We all know that staff shortages across the NHS workforce are not only a barrier to meeting important waiting times but also limit the NHS’s ability to adopt and develop innovation, in both a technical and technological sense, and a people sense. We have recently been told that the NHS workforce plan will arrive shortly—after many years of it not arriving shortly. Perhaps the Minister could again answer the question of when we will see it, whether it will be fully funded, whether it will ensure a look to the future and how it will deal with the immediate.
The NHS should not be lagging behind. It is a universal, single-payer service and it ought to be the best-placed healthcare system in the world to take advantage of changing technology and medicines. After all, what other health service can offer innovators a market of some 50 million patients and give the life sciences industry access to a diverse and large population sufficient to develop new medicines, in the way that our NHS can?

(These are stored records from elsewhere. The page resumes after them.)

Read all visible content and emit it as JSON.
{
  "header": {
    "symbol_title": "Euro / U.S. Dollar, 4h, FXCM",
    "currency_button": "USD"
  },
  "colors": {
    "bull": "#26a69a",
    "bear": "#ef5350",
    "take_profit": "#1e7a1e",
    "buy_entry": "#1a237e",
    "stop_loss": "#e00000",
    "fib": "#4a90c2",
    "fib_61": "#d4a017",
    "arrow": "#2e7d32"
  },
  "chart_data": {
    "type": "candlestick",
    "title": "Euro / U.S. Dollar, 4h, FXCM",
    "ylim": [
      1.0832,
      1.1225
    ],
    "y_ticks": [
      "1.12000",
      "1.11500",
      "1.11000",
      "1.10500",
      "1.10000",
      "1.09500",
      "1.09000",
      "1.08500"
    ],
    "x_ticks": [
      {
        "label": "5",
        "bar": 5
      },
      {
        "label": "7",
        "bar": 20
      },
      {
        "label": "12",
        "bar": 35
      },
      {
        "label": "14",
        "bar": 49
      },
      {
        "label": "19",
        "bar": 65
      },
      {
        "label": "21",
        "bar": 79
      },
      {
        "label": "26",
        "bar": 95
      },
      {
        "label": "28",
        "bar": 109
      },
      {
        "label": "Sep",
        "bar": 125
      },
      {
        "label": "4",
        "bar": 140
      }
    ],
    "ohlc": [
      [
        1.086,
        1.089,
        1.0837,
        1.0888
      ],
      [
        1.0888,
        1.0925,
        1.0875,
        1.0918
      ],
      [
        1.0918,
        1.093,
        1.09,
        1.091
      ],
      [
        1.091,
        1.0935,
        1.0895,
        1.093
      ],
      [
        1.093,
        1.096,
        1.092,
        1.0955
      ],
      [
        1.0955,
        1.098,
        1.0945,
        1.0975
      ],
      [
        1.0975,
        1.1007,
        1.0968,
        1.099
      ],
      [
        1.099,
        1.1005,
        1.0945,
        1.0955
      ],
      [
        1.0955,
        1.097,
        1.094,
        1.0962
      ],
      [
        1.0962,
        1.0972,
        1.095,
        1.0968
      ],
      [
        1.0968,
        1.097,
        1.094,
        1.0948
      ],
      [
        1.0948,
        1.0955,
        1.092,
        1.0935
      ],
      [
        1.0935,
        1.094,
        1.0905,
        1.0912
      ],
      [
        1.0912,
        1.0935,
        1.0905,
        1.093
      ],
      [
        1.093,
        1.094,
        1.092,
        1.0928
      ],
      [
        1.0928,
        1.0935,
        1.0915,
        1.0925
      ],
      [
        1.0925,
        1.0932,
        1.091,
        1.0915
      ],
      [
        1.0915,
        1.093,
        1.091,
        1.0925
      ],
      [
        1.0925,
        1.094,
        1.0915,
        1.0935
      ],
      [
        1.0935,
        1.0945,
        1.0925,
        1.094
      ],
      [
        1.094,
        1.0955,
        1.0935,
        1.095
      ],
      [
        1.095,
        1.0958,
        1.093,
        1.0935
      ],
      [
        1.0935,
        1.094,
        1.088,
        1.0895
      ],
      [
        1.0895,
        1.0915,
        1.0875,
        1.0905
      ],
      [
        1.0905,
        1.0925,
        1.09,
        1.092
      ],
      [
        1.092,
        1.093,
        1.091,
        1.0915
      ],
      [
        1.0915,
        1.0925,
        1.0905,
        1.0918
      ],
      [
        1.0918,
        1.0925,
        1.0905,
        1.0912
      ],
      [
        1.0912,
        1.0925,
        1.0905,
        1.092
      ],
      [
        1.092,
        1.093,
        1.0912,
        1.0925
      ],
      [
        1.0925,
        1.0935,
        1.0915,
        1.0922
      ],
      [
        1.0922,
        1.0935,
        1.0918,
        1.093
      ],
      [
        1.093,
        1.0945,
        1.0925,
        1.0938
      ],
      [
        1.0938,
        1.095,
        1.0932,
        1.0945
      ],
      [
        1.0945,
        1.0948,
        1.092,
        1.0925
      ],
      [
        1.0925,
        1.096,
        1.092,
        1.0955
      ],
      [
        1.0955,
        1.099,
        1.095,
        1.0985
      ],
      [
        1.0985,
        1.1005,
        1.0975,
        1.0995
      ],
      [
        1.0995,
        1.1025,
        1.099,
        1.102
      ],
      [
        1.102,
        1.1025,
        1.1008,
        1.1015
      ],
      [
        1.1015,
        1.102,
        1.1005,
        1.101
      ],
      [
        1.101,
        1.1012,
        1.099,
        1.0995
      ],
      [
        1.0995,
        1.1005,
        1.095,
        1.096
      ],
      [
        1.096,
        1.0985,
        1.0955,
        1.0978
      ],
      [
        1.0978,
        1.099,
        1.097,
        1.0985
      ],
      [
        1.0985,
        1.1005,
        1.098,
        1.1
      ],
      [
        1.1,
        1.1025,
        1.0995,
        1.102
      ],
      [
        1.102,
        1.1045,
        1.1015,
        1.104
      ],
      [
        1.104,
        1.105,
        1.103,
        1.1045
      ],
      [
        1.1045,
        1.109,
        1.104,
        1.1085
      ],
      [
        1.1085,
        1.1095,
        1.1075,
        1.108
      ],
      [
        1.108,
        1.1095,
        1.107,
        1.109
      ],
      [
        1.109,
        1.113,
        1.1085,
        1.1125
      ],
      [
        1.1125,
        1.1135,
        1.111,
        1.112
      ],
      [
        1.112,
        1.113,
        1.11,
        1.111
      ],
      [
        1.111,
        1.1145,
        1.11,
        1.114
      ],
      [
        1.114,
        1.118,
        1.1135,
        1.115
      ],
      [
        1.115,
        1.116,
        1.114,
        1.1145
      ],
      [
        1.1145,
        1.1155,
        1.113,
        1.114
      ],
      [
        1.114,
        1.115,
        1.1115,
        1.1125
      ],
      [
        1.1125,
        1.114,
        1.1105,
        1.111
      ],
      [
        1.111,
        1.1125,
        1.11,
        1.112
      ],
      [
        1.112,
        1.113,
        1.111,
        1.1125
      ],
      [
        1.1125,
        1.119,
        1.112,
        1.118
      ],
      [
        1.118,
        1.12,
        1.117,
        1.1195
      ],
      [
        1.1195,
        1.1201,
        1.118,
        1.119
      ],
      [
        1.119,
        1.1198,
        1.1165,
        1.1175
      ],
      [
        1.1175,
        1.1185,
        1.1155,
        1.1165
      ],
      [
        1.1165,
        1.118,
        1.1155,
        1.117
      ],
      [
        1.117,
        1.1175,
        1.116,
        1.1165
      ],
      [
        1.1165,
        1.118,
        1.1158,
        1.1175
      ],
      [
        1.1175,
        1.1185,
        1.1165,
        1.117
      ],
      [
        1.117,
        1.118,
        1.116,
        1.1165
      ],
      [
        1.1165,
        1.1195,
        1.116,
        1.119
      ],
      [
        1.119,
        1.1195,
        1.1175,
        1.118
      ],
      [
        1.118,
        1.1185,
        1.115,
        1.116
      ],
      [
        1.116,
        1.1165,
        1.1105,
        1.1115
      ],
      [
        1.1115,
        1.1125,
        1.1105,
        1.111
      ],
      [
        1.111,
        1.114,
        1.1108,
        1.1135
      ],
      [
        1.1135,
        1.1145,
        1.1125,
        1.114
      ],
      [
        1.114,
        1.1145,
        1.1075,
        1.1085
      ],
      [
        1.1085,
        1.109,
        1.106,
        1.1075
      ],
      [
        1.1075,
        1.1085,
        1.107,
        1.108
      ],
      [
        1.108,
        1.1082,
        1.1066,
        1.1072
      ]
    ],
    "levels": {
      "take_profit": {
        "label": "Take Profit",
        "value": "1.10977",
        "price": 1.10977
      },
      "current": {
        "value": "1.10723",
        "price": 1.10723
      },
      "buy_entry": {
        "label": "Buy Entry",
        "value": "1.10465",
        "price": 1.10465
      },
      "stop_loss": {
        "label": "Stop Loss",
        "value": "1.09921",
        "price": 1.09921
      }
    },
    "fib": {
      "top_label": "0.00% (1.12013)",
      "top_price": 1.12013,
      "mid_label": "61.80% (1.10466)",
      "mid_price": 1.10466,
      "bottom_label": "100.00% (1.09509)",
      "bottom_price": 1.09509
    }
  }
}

In drawing my comments to a close, I want to offer some solutions from these Benches to add to the points raised by noble Lords in this debate. On procurement, the NHS should identify the goods and services that should be purchased at scale and buy them at a discount. This would also cut out unnecessary bureaucracy and stop new technology being re-evaluated for years, while the world moves on and beyond. In clinical trials, I suggest that every trust could operate through a standard system so that the number of contracts needed is minimised and the administrative burden is eased across the system.
While I accept the point made by the noble Lord, Lord Allan, that apps are not everything, they are important and proper use of the NHS app could be made and extended. It currently has some 30 million users—that is a tremendous reach—but every patient should be able to see their medical records through it. They should be able to use it easily to book appointments, order repeat prescriptions and link to appropriate self-referral routes. When patients reach an age at which they should be screened or need a check-up, the app should alert them, just as we are constantly alerted by apps in other areas. If people are eligible for a clinical trial, the app should tell us.
For the NHS to be fit for the future, it has to make fundamental change and there has to be a different way of doing things. I hope the Minister will reflect on the debate today and take heart from the fact that we all want to see change, but that he has the responsibility to deliver it at present.